Posted  June 26, 2014

By Jason Enzler

Late last week, Circuit Judge Robert Wilkins (sitting by designation at the D.C. District Court) gave the government and whistleblower Floyd Landis a green light to proceed with their False Claims Act lawsuit against famed cyclist Lance Armstrong and others.  At stake is over $100 million in claimed damages and penalties for an alleged doping scheme involving the U.S. cycling team.

Landis, a former teammate of Armstrong’s, filed his qui tam complaint in 2010, alleging several claims that Armstrong and others had defrauded the U.S. Postal Service (USPS) by taking sponsorship money from the USPS while participating in a doping scheme.  The Department of Justice (DOJ) followed with its own complaint in April 2013, lodging similar allegations and claims against many of the same defendants.  The defendants moved to dismiss the vast majority of the claims against them based on several different theories, including on jurisdictional, procedural, and merits grounds.

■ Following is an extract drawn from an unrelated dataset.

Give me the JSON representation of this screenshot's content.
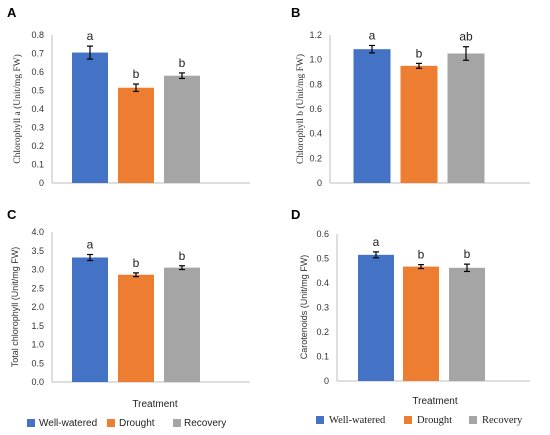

Given the number of parties, legal claims, and defenses raised, it is not surprising that Judge Wilkins’ opinion parsing through these details was 81 pages.  This breadth makes it worth reading for any False Claims Act attorney because it addresses so many arguments, from statute of limitations issues, to the effect of the 2009 amendments on the False Claims Act, to waiver of pleading requirements.  But while some claims were dismissed or narrowed against this defendant or that, the primary takeaway is that the case can go forward against all but one of the corporate defendants (and the successor corporation to that dismissed defendant is still on the line as a defendant in the case).